When Unifor’s Independent Parts Supplier Council gathered for an online meeting on March 3, 2022 the mood was optimistic despite the number of significant challenges affecting workers in the industry.
For auto parts workers, the past two years have been difficult due to the knock-on effects of the COVID-19 pandemic and supply chain shortages, particularly with semiconductors. Intermittent production interruptions left a number of Unifor members in painful economic circumstances. This was noted extensively throughout the meeting. In spite of these difficulties, many union locals submitted positive reports of union bargaining teams making significant progress in contract negotiations.
“Our sector is moving. Collective bargaining in many IPS units saw great improvements,” IPS Council President Emile Nabbout noted. “Some of those improvements we were not able to negotiate even in good times. That’s something we always need to really celebrate and take note of,” Nabbout added, who also serves as Unifor Local 195 President in Windsor.
The IPS Council trained much of its attention on the sector’s ongoing and looming challenges, including the threat to certain auto parts jobs posed by the shift to zero-emission vehicles (ZEV) and the need to secure new investments and product allocations to protect members’ job security.
Unifor Research Department Direct Angelo DiCaro provided an overview of the union’s extensive policy and advocacy work, including:
- A report on the status of the union’s forthcoming new auto sector policy,
- A meticulous “threat assessment” database of at-risk auto parts supplier jobs,
- Ongoing meetings with government and industry stakeholders to advocate for job creation across the supply chain including the Accelerate Alliance, the need to identify and implement enhanced worker supports, and securing the existing industry footprint.
“There are many challenges we face, but there seems to be a sense of opportunity, and if we harness our new auto policy properly for example, we can really build this industry to be a powerhouse sector,” said DiCaro.

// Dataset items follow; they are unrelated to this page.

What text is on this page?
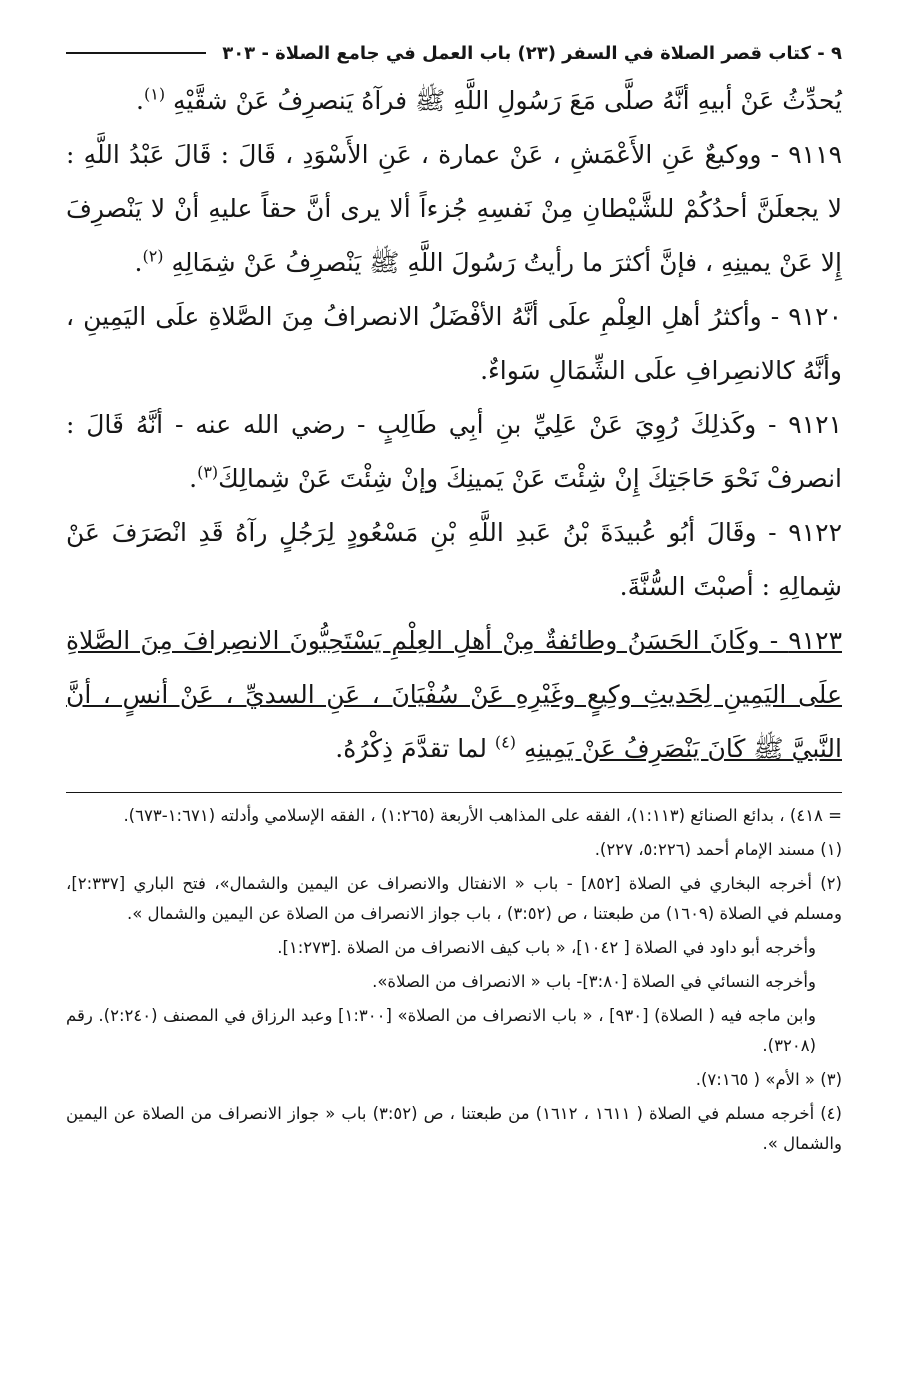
٩ - كتاب قصر الصلاة في السفر (٢٣) باب العمل في جامع الصلاة - ٣٠٣

يُحدِّثُ عَنْ أبيهِ أنَّهُ صلَّى مَعَ رَسُولِ اللَّهِ ﷺ فرآهُ يَنصرِفُ عَنْ شقَّيْهِ $^{(١)}$.

٩١١٩ - ووكيعٌ عَنِ الأَعْمَشِ ، عَنْ عمارة ، عَنِ الأَسْوَدِ ، قَالَ : قَالَ عَبْدُ اللَّهِ : لا يجعلَنَّ أحدُكُمْ للشَّيْطانِ مِنْ نَفسِهِ جُزءاً ألا يرى أنَّ حقاً عليهِ أنْ لا يَنْصرِفَ إِلا عَنْ يمينِهِ ، فإنَّ أكثرَ ما رأيتُ رَسُولَ اللَّهِ ﷺ يَنْصرِفُ عَنْ شِمَالِهِ $^{(٢)}$.

٩١٢٠ - وأكثرُ أهلِ العِلْمِ علَى أنَّهُ الأفْضَلُ الانصرافُ مِنَ الصَّلاةِ علَى اليَمِينِ ، وأنَّهُ كالانصِرافِ علَى الشِّمَالِ سَواءٌ.

٩١٢١ - وكَذلِكَ رُوِيَ عَنْ عَلِيِّ بنِ أبِي طَالِبٍ - رضي الله عنه - أنَّهُ قَالَ : انصرفْ نَحْوَ حَاجَتِكَ إِنْ شِئْتَ عَنْ يَمينِكَ وإنْ شِئْتَ عَنْ شِمالِكَ$^{(٣)}$.

٩١٢٢ - وقَالَ أبُو عُبيدَةَ بْنُ عَبدِ اللَّهِ بْنِ مَسْعُودٍ لِرَجُلٍ رآهُ قَدِ انْصَرَفَ عَنْ شِمالِهِ : أصبْتَ السُّنَّةَ.

٩١٢٣ - وكَانَ الحَسَنُ وطائفةٌ مِنْ أهلِ العِلْمِ يَسْتَحِبُّونَ الانصِرافَ مِنَ الصَّلاةِ علَى اليَمِينِ لِحَديثِ وكِيعٍ وغَيْرِهِ عَنْ سُفْيَانَ ، عَنِ السديِّ ، عَنْ أنسٍ ، أنَّ النَّبيَّ ﷺ كَانَ يَنْصَرِفُ عَنْ يَمِينِهِ $^{(٤)}$ لما تقدَّمَ ذِكْرُهُ.

= ٤١٨) ، بدائع الصنائع (١:١١٣)، الفقه على المذاهب الأربعة (١:٢٦٥) ، الفقه الإسلامي وأدلته (١:٦٧١-٦٧٣).

(١) مسند الإمام أحمد (٥:٢٢٦، ٢٢٧).

(٢) أخرجه البخاري في الصلاة [٨٥٢] - باب « الانفتال والانصراف عن اليمين والشمال»، فتح الباري [٢:٣٣٧]، ومسلم في الصلاة (١٦٠٩) من طبعتنا ، ص (٣:٥٢) ، باب جواز الانصراف من الصلاة عن اليمين والشمال ».

وأخرجه أبو داود في الصلاة [ ١٠٤٢]، « باب كيف الانصراف من الصلاة .[١:٢٧٣].

وأخرجه النسائي في الصلاة [٣:٨٠]- باب « الانصراف من الصلاة».

وابن ماجه فيه ( الصلاة) [٩٣٠] ، « باب الانصراف من الصلاة» [١:٣٠٠] وعبد الرزاق في المصنف (٢:٢٤٠). رقم (٣٢٠٨).

(٣) « الأم» ( ٧:١٦٥).

(٤) أخرجه مسلم في الصلاة ( ١٦١١ ، ١٦١٢) من طبعتنا ، ص (٣:٥٢) باب « جواز الانصراف من الصلاة عن اليمين والشمال ».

Many uncertainties remain for the industry, and the union continues to hold meetings, bring together stakeholders, and support local union efforts to defend members’ interests.
What is certain is the return of the U.S. electric vehicle rebate, which Shane Wark, Unifor Assistant to the National President, recently raised with federal government officials.

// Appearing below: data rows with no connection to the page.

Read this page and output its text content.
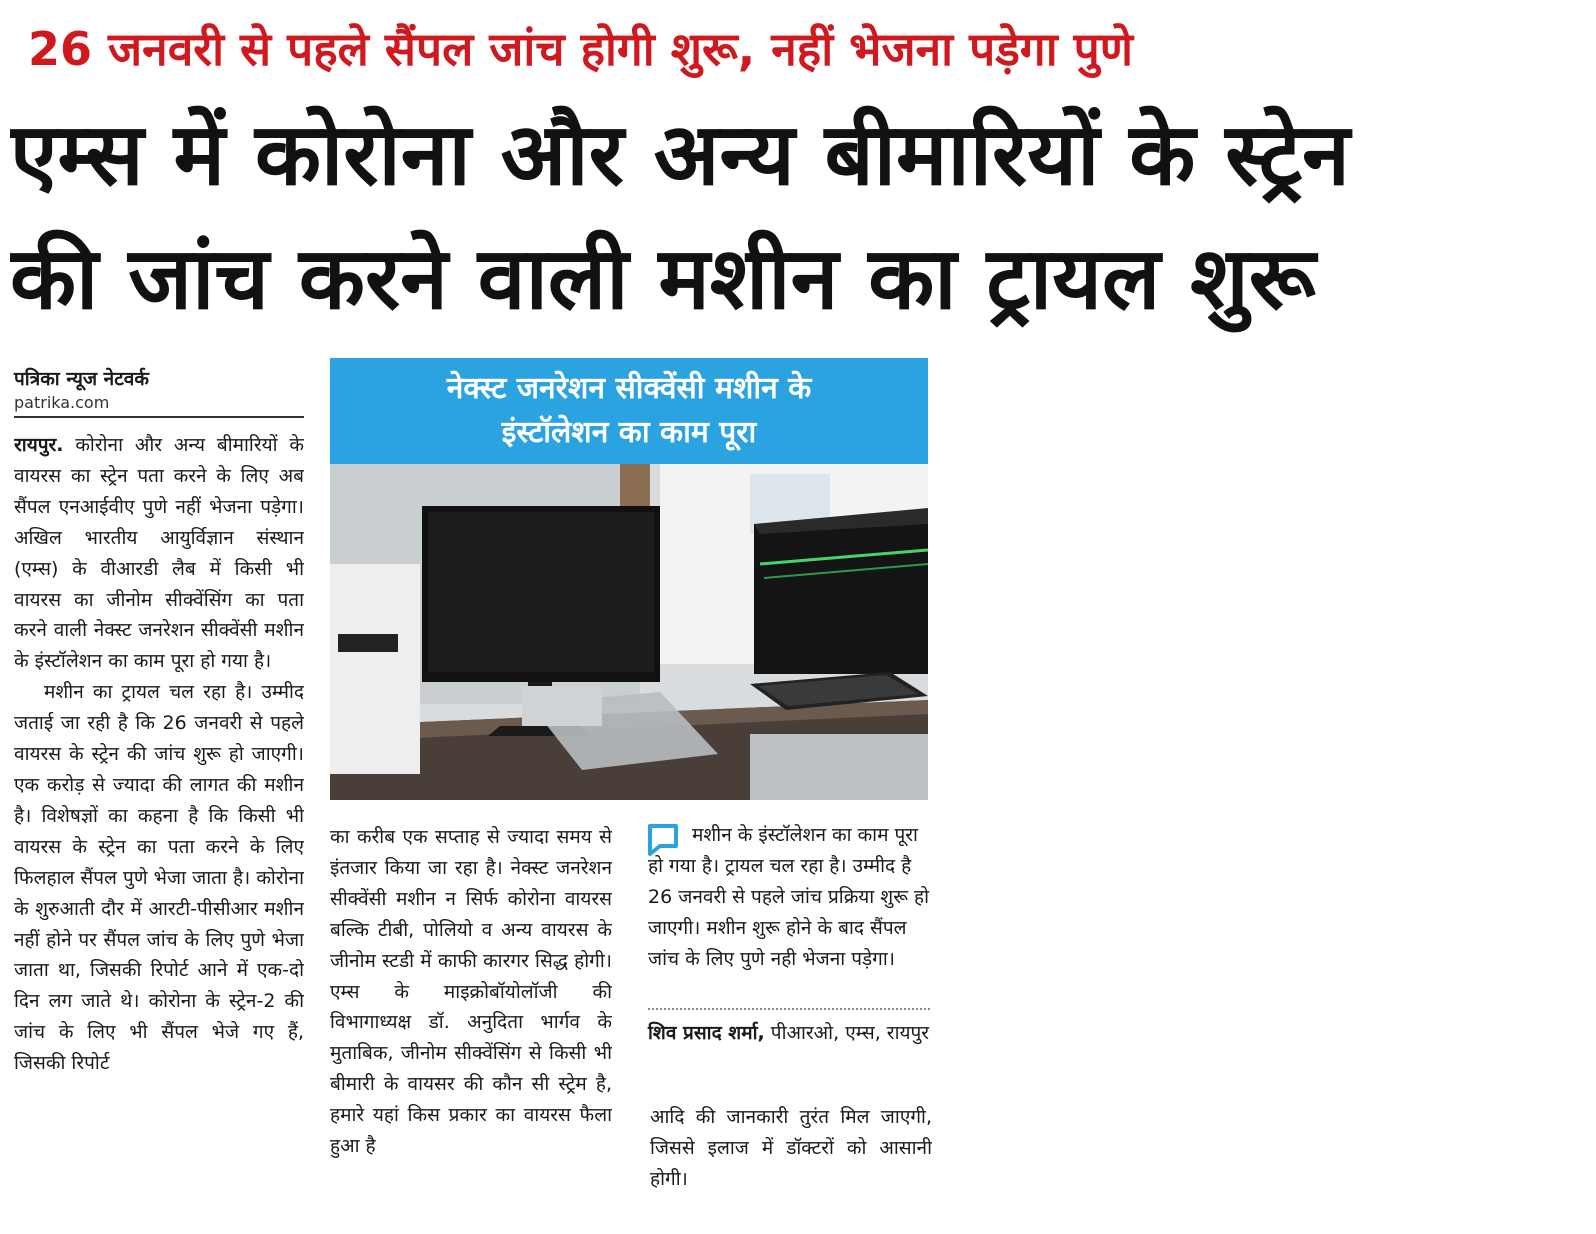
26 जनवरी से पहले सैंपल जांच होगी शुरू, नहीं भेजना पड़ेगा पुणे
एम्स में कोरोना और अन्य बीमारियों के स्ट्रेन
की जांच करने वाली मशीन का ट्रायल शुरू
पत्रिका न्यूज नेटवर्क
patrika.com

रायपुर. कोरोना और अन्य बीमारियों के वायरस का स्ट्रेन पता करने के लिए अब सैंपल एनआईवीए पुणे नहीं भेजना पड़ेगा। अखिल भारतीय आयुर्विज्ञान संस्थान (एम्स) के वीआरडी लैब में किसी भी वायरस का जीनोम सीक्वेंसिंग का पता करने वाली नेक्स्ट जनरेशन सीक्वेंसी मशीन के इंस्टॉलेशन का काम पूरा हो गया है।

मशीन का ट्रायल चल रहा है। उम्मीद जताई जा रही है कि 26 जनवरी से पहले वायरस के स्ट्रेन की जांच शुरू हो जाएगी। एक करोड़ से ज्यादा की लागत की मशीन है। विशेषज्ञों का कहना है कि किसी भी वायरस के स्ट्रेन का पता करने के लिए फिलहाल सैंपल पुणे भेजा जाता है। कोरोना के शुरुआती दौर में आरटी-पीसीआर मशीन नहीं होने पर सैंपल जांच के लिए पुणे भेजा जाता था, जिसकी रिपोर्ट आने में एक-दो दिन लग जाते थे। कोरोना के स्ट्रेन-2 की जांच के लिए भी सैंपल भेजे गए हैं, जिसकी रिपोर्ट

नेक्स्ट जनरेशन सीक्वेंसी मशीन के
इंस्टॉलेशन का काम पूरा
का करीब एक सप्ताह से ज्यादा समय से इंतजार किया जा रहा है। नेक्स्ट जनरेशन सीक्वेंसी मशीन न सिर्फ कोरोना वायरस बल्कि टीबी, पोलियो व अन्य वायरस के जीनोम स्टडी में काफी कारगर सिद्ध होगी। एम्स के माइक्रोबॉयोलॉजी की विभागाध्यक्ष डॉ. अनुदिता भार्गव के मुताबिक, जीनोम सीक्वेंसिंग से किसी भी बीमारी के वायसर की कौन सी स्ट्रेम है, हमारे यहां किस प्रकार का वायरस फैला हुआ है
मशीन के इंस्टॉलेशन का काम पूरा हो गया है। ट्रायल चल रहा है। उम्मीद है 26 जनवरी से पहले जांच प्रक्रिया शुरू हो जाएगी। मशीन शुरू होने के बाद सैंपल जांच के लिए पुणे नही भेजना पड़ेगा।
शिव प्रसाद शर्मा, पीआरओ, एम्स, रायपुर
आदि की जानकारी तुरंत मिल जाएगी, जिससे इलाज में डॉक्टरों को आसानी होगी।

The proposed $12,000 rebate on U.S.-built electric vehicles that omits Canadian-manufactured electric vehicles was shelved in December but still poses risks to Canada’s auto assembly and parts manufacturing sector.
“This would basically cut off exports from Canada to the U.S. on electric vehicles, which would be completely devastating. We're waiting for the likely possibility for this to resurface while we continue to push for Canadian inclusion into this policy,” added DiCaro.